The Danville Micropolitan Statistical Area, as defined by the United States Census Bureau, is an area consisting of Boyle and Lincoln counties in Kentucky, anchored by the city of Danville. As of the 2000 census, the μSA had a population of 51,058. A July 1, 2009 estimate placed the population at 54,435.
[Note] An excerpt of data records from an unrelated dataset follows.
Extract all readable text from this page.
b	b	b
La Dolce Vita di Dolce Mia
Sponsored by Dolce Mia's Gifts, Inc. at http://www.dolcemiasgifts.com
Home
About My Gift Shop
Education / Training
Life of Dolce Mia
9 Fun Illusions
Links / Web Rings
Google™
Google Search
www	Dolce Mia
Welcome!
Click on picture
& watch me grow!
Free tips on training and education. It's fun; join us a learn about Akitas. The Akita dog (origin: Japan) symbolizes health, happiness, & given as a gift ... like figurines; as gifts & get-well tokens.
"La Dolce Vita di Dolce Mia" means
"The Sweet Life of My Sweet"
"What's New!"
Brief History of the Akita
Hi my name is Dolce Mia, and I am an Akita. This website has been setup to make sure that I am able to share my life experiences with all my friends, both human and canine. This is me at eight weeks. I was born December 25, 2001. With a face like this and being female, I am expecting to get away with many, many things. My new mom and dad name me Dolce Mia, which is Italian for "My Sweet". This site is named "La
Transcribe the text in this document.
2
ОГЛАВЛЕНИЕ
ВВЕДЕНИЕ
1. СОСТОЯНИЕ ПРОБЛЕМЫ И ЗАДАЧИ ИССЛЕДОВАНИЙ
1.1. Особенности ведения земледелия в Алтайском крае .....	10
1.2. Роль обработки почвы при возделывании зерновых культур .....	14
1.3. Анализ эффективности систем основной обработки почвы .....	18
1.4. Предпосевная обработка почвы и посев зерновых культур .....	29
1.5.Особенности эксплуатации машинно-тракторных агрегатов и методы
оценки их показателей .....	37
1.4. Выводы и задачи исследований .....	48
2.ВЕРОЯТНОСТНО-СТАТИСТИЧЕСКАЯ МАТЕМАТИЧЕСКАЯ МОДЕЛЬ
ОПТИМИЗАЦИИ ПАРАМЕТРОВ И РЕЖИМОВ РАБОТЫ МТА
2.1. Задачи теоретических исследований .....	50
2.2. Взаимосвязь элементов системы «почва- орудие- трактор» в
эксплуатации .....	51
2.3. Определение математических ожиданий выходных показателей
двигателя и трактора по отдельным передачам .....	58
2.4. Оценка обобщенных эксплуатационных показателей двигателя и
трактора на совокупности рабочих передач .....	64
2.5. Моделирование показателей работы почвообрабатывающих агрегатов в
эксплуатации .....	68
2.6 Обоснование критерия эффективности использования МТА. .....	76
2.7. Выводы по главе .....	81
Site Selection magazine ranked the Danville Micropolitan Statistical Area 41st out of 694 micro-communities in the United States for new and expanding economic development projects in 2008.

==Counties==
- Boyle
- Lincoln

==Communities==
- Crab Orchard
- Danville (Principal city)
- Eubank (partial)
- Hustonville
- Junction City
- Perryville
- Stanford

==Demographics==
As of the census of 2000, there were 51,058 people, 19,780 households, and 14,077 families residing within the μSA. The racial makeup of the μSA was 91.59% White, 6.41% African American, 0.17% Native American, 0.35% Asian, 0.02% Pacific Islander, 0.52% from other races, and 0.94% from two or more races. Hispanic or Latino of any race were 1.19% of the population.

The median income for a household in the μSA was $30,892, and the median income for a family was $37,492. Males had a median income of $29,903 versus $22,076 for females. The per capita income for the μSA was $15,945.